3. Prior Effort to Pay or Make Other Arrangements

The third requirement is that you must have taken certain action in the past before requesting a student loan discharge. You must have made a meaningful effort to repay the loan. Or else you must have applied for appropriate administrative programs for deferring or reducing payments on it.

In the midst of a Chapter 13 case you may or may not make any direct payments to the student loan creditor. This depends on the rules of your local bankruptcy court. Same with your ability to apply for the administrative fixes. Talk with your local bankruptcy lawyer about this.

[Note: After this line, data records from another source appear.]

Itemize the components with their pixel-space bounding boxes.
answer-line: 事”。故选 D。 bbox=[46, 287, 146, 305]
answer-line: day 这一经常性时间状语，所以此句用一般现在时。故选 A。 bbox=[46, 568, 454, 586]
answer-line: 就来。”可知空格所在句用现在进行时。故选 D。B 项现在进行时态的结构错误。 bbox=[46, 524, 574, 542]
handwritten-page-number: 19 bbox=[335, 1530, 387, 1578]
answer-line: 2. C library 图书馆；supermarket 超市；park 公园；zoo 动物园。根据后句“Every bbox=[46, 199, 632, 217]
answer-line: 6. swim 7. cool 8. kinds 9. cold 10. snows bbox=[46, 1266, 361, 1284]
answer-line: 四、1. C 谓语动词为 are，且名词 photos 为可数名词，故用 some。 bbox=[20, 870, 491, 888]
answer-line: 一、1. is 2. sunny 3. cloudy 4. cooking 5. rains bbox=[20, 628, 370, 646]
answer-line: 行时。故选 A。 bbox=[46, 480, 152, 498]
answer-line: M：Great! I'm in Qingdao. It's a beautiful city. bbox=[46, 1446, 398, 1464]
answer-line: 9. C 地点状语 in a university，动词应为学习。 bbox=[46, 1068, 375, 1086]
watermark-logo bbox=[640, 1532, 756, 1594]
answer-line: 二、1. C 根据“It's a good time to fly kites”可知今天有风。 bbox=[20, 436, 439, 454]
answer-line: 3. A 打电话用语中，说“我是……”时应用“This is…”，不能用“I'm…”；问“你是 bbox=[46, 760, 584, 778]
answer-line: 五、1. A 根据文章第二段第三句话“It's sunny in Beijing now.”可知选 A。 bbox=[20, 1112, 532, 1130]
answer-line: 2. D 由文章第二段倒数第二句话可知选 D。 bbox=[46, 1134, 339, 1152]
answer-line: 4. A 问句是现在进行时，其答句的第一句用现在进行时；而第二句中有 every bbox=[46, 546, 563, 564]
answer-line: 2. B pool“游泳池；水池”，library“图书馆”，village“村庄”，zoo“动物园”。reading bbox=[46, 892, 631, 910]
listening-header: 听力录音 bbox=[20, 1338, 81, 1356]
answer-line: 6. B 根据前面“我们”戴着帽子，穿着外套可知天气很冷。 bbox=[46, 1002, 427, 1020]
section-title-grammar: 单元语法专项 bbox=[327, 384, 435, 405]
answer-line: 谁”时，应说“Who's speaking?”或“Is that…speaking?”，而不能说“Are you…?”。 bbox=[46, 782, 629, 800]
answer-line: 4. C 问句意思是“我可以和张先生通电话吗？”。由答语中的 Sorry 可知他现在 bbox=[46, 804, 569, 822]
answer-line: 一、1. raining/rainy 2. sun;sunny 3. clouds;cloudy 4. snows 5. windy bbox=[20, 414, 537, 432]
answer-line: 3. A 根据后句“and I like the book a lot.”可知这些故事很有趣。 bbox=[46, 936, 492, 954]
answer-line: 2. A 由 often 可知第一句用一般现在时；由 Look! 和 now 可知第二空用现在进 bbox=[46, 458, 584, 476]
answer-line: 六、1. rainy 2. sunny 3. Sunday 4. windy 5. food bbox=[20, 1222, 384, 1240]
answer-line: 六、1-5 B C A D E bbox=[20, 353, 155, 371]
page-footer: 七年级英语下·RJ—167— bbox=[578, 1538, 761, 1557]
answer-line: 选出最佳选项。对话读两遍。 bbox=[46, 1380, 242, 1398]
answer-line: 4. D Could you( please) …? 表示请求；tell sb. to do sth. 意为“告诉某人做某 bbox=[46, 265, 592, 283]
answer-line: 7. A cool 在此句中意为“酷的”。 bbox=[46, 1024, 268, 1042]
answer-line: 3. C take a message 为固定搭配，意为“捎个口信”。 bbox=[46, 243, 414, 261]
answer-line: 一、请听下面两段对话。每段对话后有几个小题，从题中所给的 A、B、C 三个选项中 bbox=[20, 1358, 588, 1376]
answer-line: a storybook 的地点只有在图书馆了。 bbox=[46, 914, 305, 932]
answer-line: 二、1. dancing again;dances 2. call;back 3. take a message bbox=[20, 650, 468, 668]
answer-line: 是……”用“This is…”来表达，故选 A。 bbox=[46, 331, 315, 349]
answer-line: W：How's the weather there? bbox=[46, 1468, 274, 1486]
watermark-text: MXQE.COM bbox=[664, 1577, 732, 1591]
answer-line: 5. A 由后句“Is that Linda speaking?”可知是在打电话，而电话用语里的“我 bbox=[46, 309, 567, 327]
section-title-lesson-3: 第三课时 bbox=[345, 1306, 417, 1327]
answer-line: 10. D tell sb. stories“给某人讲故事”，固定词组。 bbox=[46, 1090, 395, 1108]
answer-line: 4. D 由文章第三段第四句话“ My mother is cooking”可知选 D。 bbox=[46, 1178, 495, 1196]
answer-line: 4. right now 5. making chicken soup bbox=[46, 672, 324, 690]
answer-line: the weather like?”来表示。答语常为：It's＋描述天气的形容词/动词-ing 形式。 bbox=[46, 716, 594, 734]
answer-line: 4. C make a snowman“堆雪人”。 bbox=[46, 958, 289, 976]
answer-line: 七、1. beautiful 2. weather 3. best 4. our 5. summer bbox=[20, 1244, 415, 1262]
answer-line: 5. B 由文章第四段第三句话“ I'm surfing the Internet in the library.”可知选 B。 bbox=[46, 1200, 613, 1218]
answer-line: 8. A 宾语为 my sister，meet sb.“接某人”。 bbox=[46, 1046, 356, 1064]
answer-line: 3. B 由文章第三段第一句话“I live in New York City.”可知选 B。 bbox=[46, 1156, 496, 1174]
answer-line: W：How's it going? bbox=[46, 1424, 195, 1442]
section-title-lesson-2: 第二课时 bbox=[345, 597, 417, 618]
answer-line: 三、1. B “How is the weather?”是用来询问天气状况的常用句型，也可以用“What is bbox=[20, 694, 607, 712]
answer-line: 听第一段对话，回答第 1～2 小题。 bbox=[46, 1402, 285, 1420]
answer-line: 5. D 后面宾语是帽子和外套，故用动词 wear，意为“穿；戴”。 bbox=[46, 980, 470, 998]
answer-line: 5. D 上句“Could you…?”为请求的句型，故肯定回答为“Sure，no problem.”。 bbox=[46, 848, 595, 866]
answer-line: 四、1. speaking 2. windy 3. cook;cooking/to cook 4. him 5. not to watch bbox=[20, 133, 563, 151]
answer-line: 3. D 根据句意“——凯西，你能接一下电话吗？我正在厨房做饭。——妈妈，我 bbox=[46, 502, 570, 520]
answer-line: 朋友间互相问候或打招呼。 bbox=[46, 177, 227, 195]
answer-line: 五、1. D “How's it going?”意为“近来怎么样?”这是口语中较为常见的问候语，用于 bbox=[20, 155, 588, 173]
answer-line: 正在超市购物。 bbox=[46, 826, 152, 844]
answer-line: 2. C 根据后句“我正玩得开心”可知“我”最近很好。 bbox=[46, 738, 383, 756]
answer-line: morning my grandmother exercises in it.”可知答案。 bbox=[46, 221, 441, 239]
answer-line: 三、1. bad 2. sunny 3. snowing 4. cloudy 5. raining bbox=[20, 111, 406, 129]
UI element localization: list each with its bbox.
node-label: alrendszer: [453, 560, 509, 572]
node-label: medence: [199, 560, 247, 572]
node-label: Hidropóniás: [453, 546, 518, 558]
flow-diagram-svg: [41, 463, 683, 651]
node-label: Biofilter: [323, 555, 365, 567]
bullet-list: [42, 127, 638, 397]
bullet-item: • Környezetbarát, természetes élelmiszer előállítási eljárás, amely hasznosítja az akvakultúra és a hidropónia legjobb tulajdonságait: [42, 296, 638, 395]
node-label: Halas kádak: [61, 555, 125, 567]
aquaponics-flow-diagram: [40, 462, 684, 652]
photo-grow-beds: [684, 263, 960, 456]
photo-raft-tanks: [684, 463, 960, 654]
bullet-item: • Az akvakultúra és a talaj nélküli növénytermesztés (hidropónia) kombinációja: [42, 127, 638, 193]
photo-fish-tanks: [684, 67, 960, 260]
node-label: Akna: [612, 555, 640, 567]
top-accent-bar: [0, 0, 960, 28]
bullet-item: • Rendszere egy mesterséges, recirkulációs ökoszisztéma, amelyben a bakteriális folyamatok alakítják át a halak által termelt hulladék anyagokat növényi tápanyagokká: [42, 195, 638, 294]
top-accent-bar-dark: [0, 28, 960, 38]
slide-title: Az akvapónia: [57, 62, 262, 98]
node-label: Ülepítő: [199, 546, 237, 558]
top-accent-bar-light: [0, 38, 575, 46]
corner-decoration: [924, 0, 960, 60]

If there isn’t great urgency to file the case, your lawyer may well counsel you to apply immediately for the administrative payment-delaying or reducing programs. That way you can better position yourself to meet this part of the test before filing the Chapter 13 case.

Even Without an “Undue Hardship” Discharge, Get Collection Protection

In these Chapter 13 scenarios, at the time of filing you’ll likely not know whether you’ll eventually qualify for hardship discharge. Time will pass while you’re in your case, and your medical/financial circumstances may deteriorate. Or they may improve, so that you don’t qualify for undue hardship. But the automatic stay would protect you from your student loan creditor(s) in the meantime. At some point during the case you may qualify for undue hardship. But if eventually you don’t, you still would have gotten relief from your student loan creditor(s) during that time.